Altyazı Haziran sayısında Onur Ayı’nı kutluyor

Haziran 16, 2021

Altyazı Haziran sayısında Onur Ayı’nı kutluyor

Altyazı Sinema Dergisi Onur Ayı’nı ‘Gökkuşağının Altında’ başlıklı bir dosyayla karşılıyor.

Derginin Haziran sayısı sinemanın başlangıcından günümüze, yeraltından anaakıma, kurmacadan deneysele, filmlerdeki LGBTİ+ görünürlüğünü araştıran, kuir bir sinemanın imkânlarını tartışan yazılardan oluşuyor.

‘Gökkuşağının Altında’ dosyası Hollywood’un erken dönemlerdeki görece özgürlük ortamından LGBTİ+ anlatılarının kısmen yeraltına itildiği yıllara, kuir ikonlarının perdedeki personalarından biçimsel anlamda da kuir arayışlara giren filmlere, 90’ların Yeni Kuir Sineması’na uzanıyor ve ortaya çok boyutlu bir tablo çıkarmaya çalışıyor.

Yeni sayıda neler var?

Altyazı’nın ‘Gökkuşağının Altında’ temalı Haziran sayısı, Ali Ercivan’ın erken dönem sinemaya odaklanarak beyazperdenin ilk kuir temsillerini inceleyen yazısıyla açılıyor. Erman Ata Uncu Judy Garland’dan Bette Davis’e, Marlene Dietrich’ten Audrey Hepburn’e, Hollywood’un altın çağının gey ikonuna dönüşen yıldız oyuncularını ve perdedeki personalarını değerlendiriyor. Aslı Ildır ise aynı yıllara, George Cukor ve Dorothy Arzner gibi eşcinsel kimliğiyle tanınan yönetmenlerin Katharine Hepburn’le işbirlikleri üzerinden bakıyor. Kaan Denk’in ‘Kraliçenizi Nasıl Bilirdiniz?’ başlıklı yazısı, tarihin en meşhur gey ikonlarından kraliçe Kristina’ya odaklanan, biri 1930’larda, diğeri 2010’larda yapılmış iki filmi karşılaştırmalı olarak ele alıyor.

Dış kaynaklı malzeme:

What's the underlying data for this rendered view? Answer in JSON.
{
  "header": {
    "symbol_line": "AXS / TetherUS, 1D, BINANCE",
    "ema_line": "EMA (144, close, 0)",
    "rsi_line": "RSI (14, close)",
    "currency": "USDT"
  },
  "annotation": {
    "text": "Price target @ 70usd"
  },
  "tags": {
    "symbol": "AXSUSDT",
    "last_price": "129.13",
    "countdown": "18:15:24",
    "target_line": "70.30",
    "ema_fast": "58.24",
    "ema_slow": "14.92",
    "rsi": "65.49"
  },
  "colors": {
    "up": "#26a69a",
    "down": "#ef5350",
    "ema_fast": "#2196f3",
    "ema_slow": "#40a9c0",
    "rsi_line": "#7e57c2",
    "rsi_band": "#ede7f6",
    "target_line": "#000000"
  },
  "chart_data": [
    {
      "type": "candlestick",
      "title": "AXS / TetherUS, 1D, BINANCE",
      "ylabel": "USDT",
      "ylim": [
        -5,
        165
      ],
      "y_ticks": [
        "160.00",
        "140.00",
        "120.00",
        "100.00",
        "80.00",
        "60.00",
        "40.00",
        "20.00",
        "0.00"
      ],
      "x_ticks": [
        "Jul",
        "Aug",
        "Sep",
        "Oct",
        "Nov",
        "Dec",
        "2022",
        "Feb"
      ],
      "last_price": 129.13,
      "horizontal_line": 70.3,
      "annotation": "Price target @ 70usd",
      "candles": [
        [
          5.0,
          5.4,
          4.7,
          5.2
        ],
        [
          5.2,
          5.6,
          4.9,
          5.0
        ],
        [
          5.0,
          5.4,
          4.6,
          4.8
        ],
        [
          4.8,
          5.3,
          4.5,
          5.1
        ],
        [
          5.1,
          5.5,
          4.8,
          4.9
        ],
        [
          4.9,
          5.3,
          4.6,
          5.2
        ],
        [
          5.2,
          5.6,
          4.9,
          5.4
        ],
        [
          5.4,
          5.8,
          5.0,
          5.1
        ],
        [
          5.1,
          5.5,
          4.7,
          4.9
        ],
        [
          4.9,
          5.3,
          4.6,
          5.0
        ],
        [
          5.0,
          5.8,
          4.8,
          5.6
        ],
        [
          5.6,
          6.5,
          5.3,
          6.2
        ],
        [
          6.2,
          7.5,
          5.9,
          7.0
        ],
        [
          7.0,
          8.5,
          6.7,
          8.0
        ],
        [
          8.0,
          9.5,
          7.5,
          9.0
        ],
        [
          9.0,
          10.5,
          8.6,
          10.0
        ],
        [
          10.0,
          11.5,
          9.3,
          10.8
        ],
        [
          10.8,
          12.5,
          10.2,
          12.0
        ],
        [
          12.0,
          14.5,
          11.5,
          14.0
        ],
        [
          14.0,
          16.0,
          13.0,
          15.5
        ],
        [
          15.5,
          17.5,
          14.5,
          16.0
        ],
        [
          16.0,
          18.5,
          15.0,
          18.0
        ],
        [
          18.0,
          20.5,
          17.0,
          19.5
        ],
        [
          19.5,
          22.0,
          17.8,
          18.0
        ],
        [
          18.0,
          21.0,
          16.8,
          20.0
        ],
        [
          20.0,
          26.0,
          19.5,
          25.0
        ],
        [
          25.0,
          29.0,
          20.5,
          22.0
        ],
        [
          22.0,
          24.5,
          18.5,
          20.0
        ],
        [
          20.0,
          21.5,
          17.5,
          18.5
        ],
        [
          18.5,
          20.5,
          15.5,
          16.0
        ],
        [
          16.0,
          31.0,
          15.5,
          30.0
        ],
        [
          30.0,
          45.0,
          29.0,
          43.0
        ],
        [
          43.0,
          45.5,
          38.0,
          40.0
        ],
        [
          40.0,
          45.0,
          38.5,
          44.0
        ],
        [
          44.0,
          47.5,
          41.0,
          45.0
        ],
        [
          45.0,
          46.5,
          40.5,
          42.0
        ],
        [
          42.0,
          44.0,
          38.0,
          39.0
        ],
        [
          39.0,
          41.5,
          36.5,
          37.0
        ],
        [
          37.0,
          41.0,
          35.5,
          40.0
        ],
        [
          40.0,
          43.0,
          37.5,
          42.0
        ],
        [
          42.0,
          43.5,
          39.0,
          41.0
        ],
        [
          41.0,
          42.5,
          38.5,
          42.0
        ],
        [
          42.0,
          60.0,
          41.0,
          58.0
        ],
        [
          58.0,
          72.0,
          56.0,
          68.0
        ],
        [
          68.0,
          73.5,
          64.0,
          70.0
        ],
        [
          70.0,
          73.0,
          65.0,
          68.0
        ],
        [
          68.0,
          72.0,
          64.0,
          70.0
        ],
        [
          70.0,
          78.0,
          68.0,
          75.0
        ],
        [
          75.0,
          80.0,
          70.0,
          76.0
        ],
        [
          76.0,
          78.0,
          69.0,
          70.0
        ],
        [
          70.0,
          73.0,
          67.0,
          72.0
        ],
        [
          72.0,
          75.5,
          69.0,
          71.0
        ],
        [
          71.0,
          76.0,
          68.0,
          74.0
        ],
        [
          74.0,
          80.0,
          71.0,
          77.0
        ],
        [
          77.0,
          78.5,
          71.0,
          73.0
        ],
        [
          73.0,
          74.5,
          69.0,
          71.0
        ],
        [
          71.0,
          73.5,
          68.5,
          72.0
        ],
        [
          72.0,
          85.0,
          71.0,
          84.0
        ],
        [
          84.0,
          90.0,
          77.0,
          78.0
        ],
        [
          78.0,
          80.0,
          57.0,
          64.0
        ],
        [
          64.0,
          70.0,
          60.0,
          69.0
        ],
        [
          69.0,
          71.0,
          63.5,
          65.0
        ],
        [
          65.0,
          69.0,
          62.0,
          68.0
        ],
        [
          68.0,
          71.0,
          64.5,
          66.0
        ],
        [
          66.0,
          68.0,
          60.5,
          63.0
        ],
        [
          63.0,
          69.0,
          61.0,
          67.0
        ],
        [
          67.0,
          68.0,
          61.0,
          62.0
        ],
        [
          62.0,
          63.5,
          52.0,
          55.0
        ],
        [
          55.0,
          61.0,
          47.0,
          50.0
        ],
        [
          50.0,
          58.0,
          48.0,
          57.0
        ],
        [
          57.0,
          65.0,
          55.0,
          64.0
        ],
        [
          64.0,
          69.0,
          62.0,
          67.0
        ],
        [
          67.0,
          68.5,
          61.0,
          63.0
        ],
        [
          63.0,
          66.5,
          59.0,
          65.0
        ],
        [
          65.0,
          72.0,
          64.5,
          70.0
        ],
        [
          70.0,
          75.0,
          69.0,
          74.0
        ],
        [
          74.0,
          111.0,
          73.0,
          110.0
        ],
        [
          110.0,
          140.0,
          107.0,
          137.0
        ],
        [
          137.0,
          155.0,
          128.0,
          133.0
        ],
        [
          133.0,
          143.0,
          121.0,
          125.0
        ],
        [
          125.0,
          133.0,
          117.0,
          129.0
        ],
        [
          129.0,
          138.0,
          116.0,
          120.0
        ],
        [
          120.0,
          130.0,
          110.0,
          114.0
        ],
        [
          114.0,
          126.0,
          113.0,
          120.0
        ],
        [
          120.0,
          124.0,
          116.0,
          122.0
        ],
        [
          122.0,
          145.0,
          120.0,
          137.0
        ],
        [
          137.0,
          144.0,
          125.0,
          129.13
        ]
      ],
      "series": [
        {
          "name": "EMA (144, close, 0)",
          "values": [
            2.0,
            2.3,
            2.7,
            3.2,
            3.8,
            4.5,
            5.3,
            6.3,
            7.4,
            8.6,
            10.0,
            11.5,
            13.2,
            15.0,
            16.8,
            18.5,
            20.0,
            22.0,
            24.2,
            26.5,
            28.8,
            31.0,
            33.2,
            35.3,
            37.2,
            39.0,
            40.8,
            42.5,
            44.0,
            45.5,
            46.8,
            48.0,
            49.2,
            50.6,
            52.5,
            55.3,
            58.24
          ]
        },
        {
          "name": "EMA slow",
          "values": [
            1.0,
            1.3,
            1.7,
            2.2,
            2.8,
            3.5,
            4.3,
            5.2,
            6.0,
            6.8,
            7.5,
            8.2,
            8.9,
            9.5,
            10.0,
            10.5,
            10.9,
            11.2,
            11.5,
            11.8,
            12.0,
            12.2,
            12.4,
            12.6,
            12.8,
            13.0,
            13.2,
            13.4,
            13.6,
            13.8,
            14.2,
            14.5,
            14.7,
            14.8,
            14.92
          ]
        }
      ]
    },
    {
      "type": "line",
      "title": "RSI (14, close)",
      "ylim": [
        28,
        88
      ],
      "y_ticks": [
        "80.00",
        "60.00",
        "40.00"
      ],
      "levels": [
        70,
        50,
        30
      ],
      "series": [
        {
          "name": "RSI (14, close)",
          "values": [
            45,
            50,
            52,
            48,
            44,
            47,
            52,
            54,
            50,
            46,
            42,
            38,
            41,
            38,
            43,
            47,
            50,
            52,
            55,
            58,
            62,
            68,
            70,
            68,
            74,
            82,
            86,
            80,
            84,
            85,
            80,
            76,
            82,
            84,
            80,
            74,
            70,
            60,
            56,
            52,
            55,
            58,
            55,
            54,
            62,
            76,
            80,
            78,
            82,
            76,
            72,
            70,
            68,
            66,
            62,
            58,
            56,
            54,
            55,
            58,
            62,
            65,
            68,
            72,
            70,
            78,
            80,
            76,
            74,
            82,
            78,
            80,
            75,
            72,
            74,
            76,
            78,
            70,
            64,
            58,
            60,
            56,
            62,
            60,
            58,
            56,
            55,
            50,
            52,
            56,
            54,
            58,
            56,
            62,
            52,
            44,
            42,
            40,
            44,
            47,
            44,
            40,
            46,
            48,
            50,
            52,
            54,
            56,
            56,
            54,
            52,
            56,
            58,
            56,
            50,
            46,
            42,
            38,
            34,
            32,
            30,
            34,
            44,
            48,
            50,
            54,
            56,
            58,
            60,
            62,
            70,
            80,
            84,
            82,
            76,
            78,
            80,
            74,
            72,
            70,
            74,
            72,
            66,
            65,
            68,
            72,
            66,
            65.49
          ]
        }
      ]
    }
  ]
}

‘Pride’ın Miladına Tanıklık Eden Filmler’ başlıklı yazısında Necati Sönmez, LGBTİ+ hareketinin kaderini değiştiren Stonewall İsyanı’nı konu alan belgesel ve kurmaca filmleri değerlendiriyor. Klasik metinlere kuir bir bakış getiren Derek Jarman’ın 70’li yıllarda çektiği kendine özgü dönem filmlerini Güvenç Atsüren inceliyor. Öykü Sofuoğlu, “Kadınlar nerede? Lezbiyenler nerede?” sorularının peşine düşen Barbara Hammer’ın aynı dönemde imza attığı deneysel çalışmalara bakıyor. Coşkun Liktor ise ‘Gotiğin Lezbiyen Hâli’ başlıklı yazısında Hollywood klasiklerinden 70’lerin erotik vampir filmlerine ve 90’ların Yeni Kuir Sineması’na uzanarak kadın eşcinselliğinin “canavarlı” tasvirlerinin izini sürüyor.

‘Anonimliğe Övgü’ yazısında Ahmet Emin Bülbül, William Friedkin’in Devriye’si (Cruising, 1980) ile Ron Peck’in Nighthawks’unu (1978) gey hovardalığa yönelttikleri bakış üzerinden karşılaştırıyor. Ayça Çiftçi, “siyah lezbiyen bir kadın tarafından çekilen ilk film” unvanını taşıyan kuir klasik Karpuz Kadın’a (The Watermelon Woman, 1996) yakından bakıyor. Ece Bulut, Gregg Araki imzalı Tenin Gizemi (Myterious Skin, 2004) ve Jeremiah Zagar imzalı Biz Hayvanlar (We the Animals, 2018) üzerinden, kuir çocukların 2000’lerde perdede artan görünürlüğüne dikkat çekiyor. Burçin S. Yalçın’ın ‘Yeraltından Anaakıma’ başlıklı yazısı ise, Hollywood’un 2000’li yıllarda çok daha yaygın olarak temsil etmeye başladığı LGBTİ+ karakterleri merkezine alan filmlere bakıyor. Son olarak, Burcu Dabak Özdemir’in ‘Türkiye Sinemasında Çapraz Giyinme’ başlıklı yazısı ise, Muhsin Ertuğrul’un Leblebici Horhor’undan (1923) günümüze, Türkiye sinemasının çapraz giyinen karakterlerinin kapsamlı bir dökümünü çıkarıyor ve bu tür anlatıların toplumsal baskı dönemlerinde daha fazla ortaya çıkmasının sebeplerini tartışmaya açıyor.